Malcolm extended the timer, proudly clicking the activation button. Pink quantum energy spewed from the timer's nose, whooshing forward to form a circular vortex that spiraled around with cheerful glory. Janine jumped into the wormhole first, followed by Malcolm and Diana. Mallory went through next. Rembrandt placed his arm tenderly around Maggie's shoulder to console the depressed ex-Marine. Together they leaped into the vortex.

* * *

The six explorers felt the abrupt twists and turns as they were tousled and catapulted to and fro inside the tunnel of whirling, marvelous pink and red quantum energy. Janine was the first one to reach the end of the wormhole, and she fell straight out of the portal opening. Malcolm came shooting out next with an excited yell.

As Diana, Mallory, Rembrandt, and Maggie dropped out of the vortex, they all found themselves crashed in a heap atop the dinner table of a fancy dining room. But they nearly choked when they saw who was seated around the dining room table - -

- - Kromaggs!

Members of a suburban Kromagg family stared in shock at the sliders.

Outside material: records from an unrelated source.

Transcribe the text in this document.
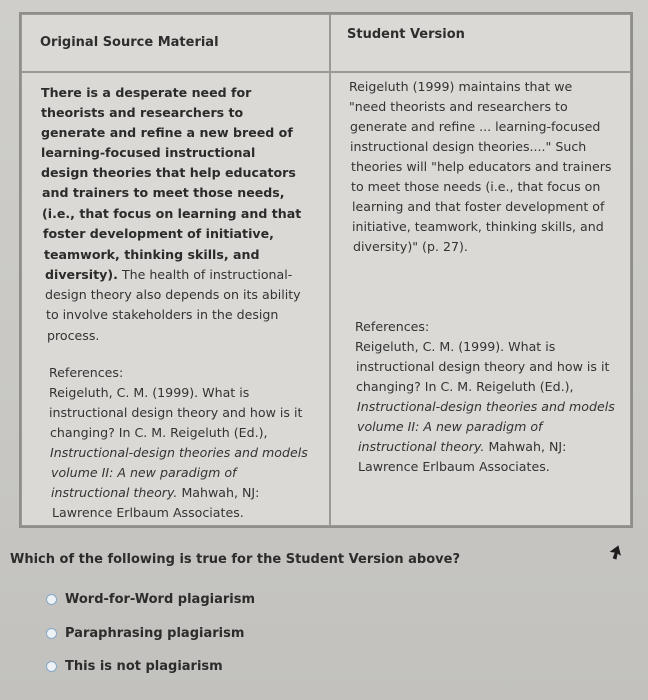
Original Source Material
Student Version
There is a desperate need for
theorists and researchers to
generate and refine a new breed of
learning-focused instructional
design theories that help educators
and trainers to meet those needs,
(i.e., that focus on learning and that
foster development of initiative,
teamwork, thinking skills, and
diversity). The health of instructional-
design theory also depends on its ability
to involve stakeholders in the design
process.
References:
Reigeluth, C. M. (1999). What is
instructional design theory and how is it
changing? In C. M. Reigeluth (Ed.),
Instructional-design theories and models
volume II: A new paradigm of
instructional theory. Mahwah, NJ:
Lawrence Erlbaum Associates.
Reigeluth (1999) maintains that we
"need theorists and researchers to
generate and refine ... learning-focused
instructional design theories...." Such
theories will "help educators and trainers
to meet those needs (i.e., that focus on
learning and that foster development of
initiative, teamwork, thinking skills, and
diversity)" (p. 27).
References:
Reigeluth, C. M. (1999). What is
instructional design theory and how is it
changing? In C. M. Reigeluth (Ed.),
Instructional-design theories and models
volume II: A new paradigm of
instructional theory. Mahwah, NJ:
Lawrence Erlbaum Associates.
Which of the following is true for the Student Version above?
Word-for-Word plagiarism
Paraphrasing plagiarism
This is not plagiarism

The mother, a petite female Kromagg, wore a frilly dress covered by an apron. She was holding a bowlful of a disgusting-looking concoction.

"And I was just about to serve my specialty, Eyeball Casserole!" she snapped at them, angrily bothered by their interdimensional intrusion.

A couple of young Kromagg children scampered to the table, joining their clan of aunts, uncles, and grandparents. The children stopped short when they saw the sliders sprawled across their dinner table. Hungrily, the young Kromagg kiddies licked their lips and showed their razor sharp teeth.

A burly male Kromagg entered the dining area from the living room. He smoked an old-fashioned pipe which stuck out of his mouth, and he carried a newspaper covered with printed characters written in the Kromagg language.

"Children!" he shouted. "How many times have I told you to pick up your G.I. Maggs off the floor before dinner?! I'm trying to read the newspaper since your uncles and I would like to be able to discuss Dynasty politics, and I don't want to be tripping over your toys every time I get up to go to the kitchen!"

He stopped in his tracks when he saw the human sliders. The Kromagg father grinned and smirked deviously. "Ah. Dinner guests."